普段にも増してまたぐっと女振りを上げる和服姿で登場した今回の不二子。最初は五ヱ門のガールフレンドと言う触れ込みでしたが、実は百地の依頼でルパンと五ヱ門に言い寄り、言葉巧みにデタラメを吹き込んで信じ込ませ、2人を決闘に導きます。いつものような手の込んだ策略と違ってストレートな芝居である分だけ罪が軽いかもしれませんが、それにしても、たった宝石1つの報酬で簡単に2人の命を売ってしまう不二子って…。尤も、五ヱ門はともかくルパンなら死なないと安心?してたのかもしれませんけどね。

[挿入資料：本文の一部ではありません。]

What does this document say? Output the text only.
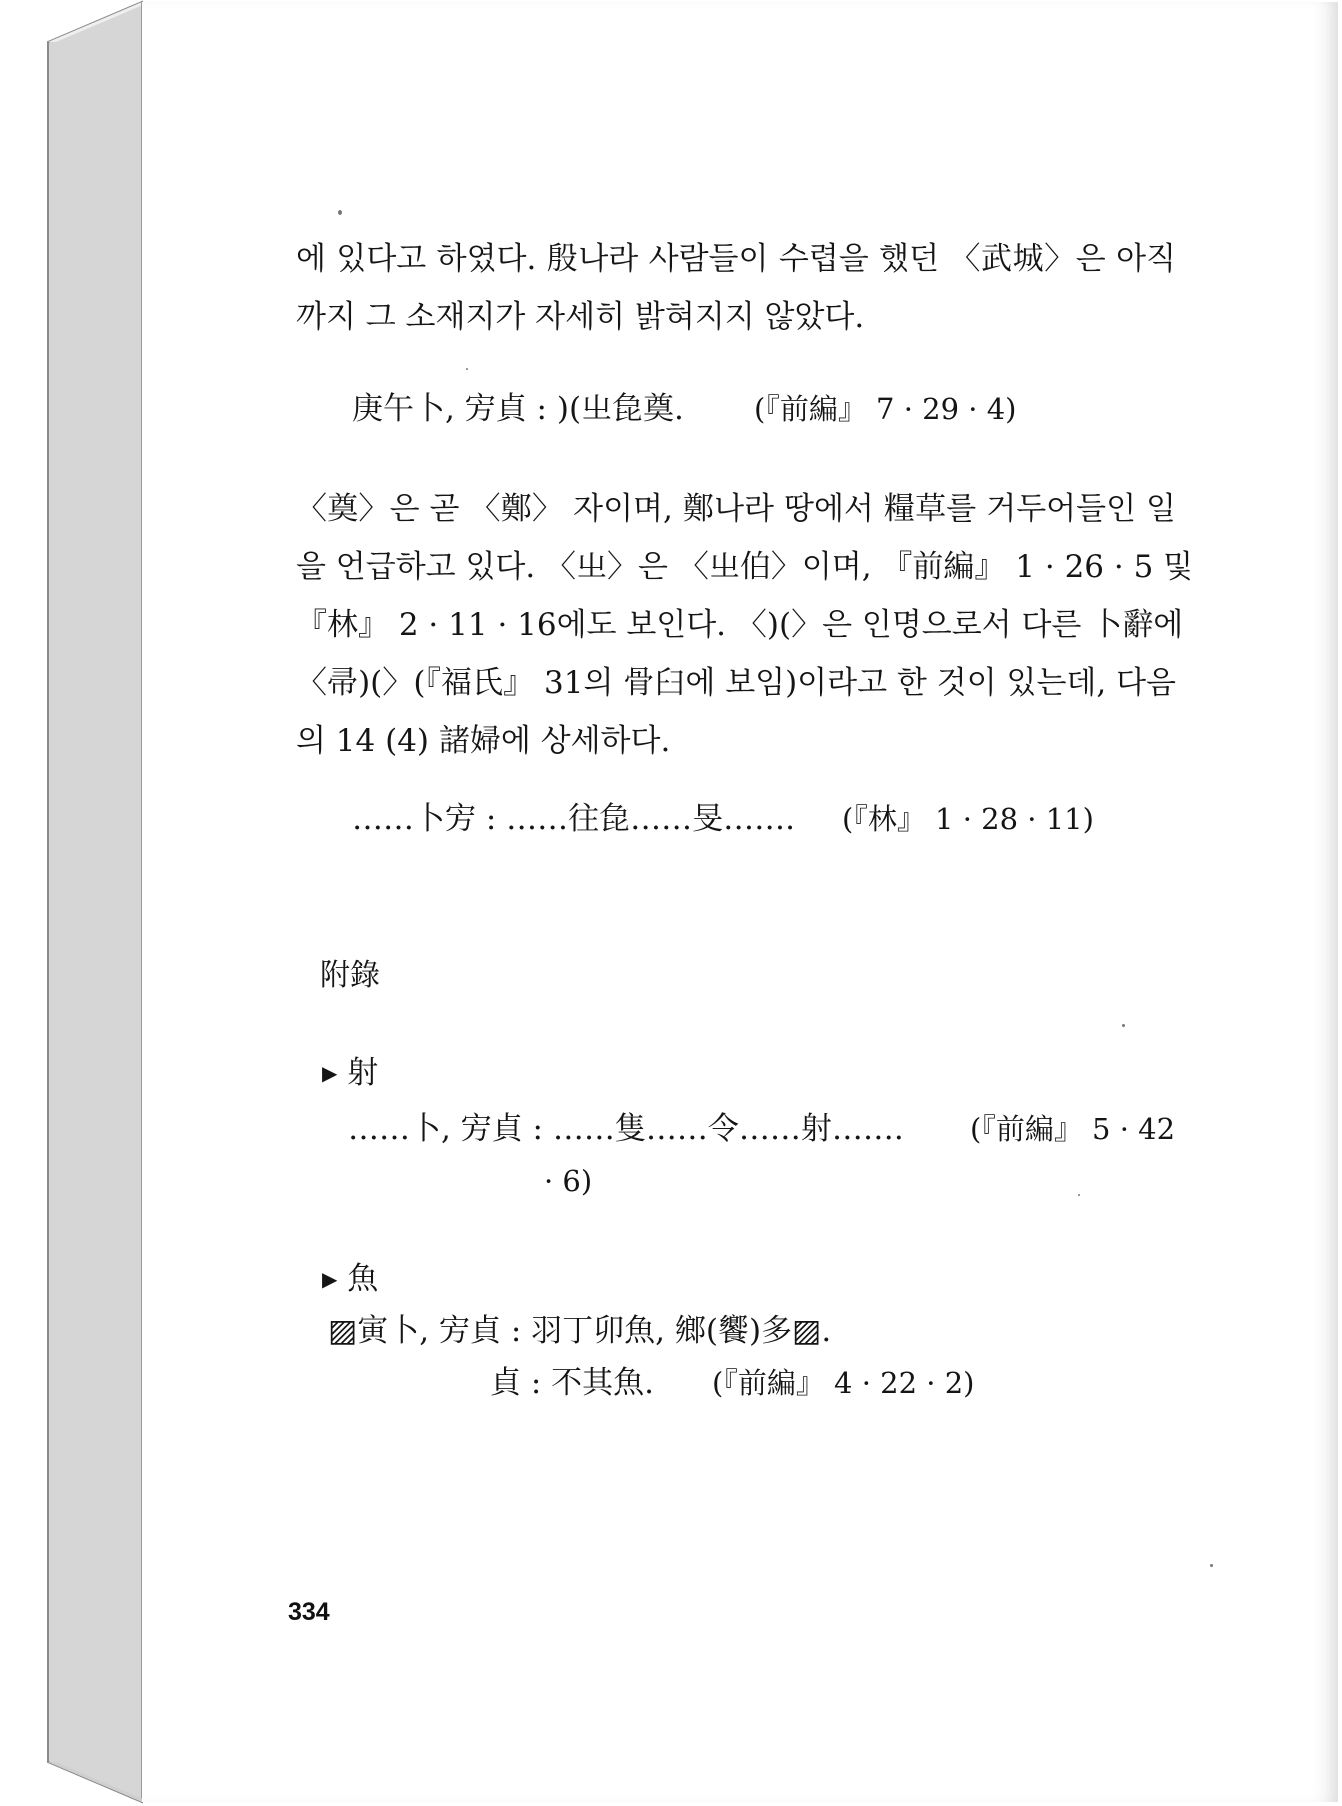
에 있다고 하였다. 殷나라 사람들이 수렵을 했던 〈武城〉은 아직
까지 그 소재지가 자세히 밝혀지지 않았다.
庚午卜, 㝑貞 : )(㞢㲋奠. (『前編』 7 · 29 · 4)
〈奠〉은 곧 〈鄭〉 자이며, 鄭나라 땅에서 糧草를 거두어들인 일
을 언급하고 있다. 〈㞢〉은 〈㞢伯〉이며, 『前編』 1 · 26 · 5 및
『林』 2 · 11 · 16에도 보인다. 〈)(〉은 인명으로서 다른 卜辭에
〈帚)(〉(『福氏』 31의 骨臼에 보임)이라고 한 것이 있는데, 다음
의 14 (4) 諸婦에 상세하다.
……卜㝑 : ……往㲋……旻……. (『林』 1 · 28 · 11)
附錄
▶ 射
……卜, 㝑貞 : ……隻……令……射……. (『前編』 5 · 42
· 6)
▶ 魚
▨寅卜, 㝑貞 : 羽丁卯魚, 鄉(饗)多▨.
貞 : 不其魚. (『前編』 4 · 22 · 2)
334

一方この時点の五ヱ門はまだ女嫌いのストイックな剣豪ではなく、単に女にウブなだけの剣術オタク、言い換えればここで不二子に騙されたことがトラウマとなって女嫌いになったとも言えます。しかし、その反面、何をしでかすかわからない殺気に満ちた危険な男であるのも事実。声を演じているのがネズミ男からチャールズ・ブロンソンまで縦横無尽な大塚周夫さんですから、得体の知れない怪しさもたっぷり。
ちなみに五ヱ門と百地が暗闇で斬り合うシーンのバックで流れるラジオの曲がこの年デビューしたての小柳ルミ子の歌ってところが時代を感じますが、殺伐としたシーンにあえてそれと相反する優しい音楽をかけるのはいかにも映画的手法ですね。
さてルパンと五ヱ門の共倒れを狙う百地の策略から虎口を脱した五ヱ門は、床下で不二子との会話を聞き百地を殺そうとしますが、寸でのところで逃げられてしまいます。しかし百地の乗った気球は、ルパンの一撃で爆発。
ここで勝負の決着を挑む五ヱ門に対しルパンは「お前って奴がなんとなく気に入っちまったんだ」と友情を示します。
ただこの言い方には、まだちょっと上から目線の余裕が感じられるし、一方の五ヱ門とても、まさに百地の言っていた「ルパンとの差」を如実に見せ付けられた後ですから、容易く肩を抱き合う気には到底なれません。結局対決は、同じ手がまた通用すると侮ったルパンの判定負け…いや宝石をせしめた上に2人の引き起こした事故でちゃっかり一儲けした不二子の1人勝ちか。
勝負を持ち越してまだプライドの癒えないらしい五ヱ門は古木に八つ当たり?蝶々は切れていないと思ったら、よく見ると真っ二つ。上手いんだか下手なんだかよくわかりません。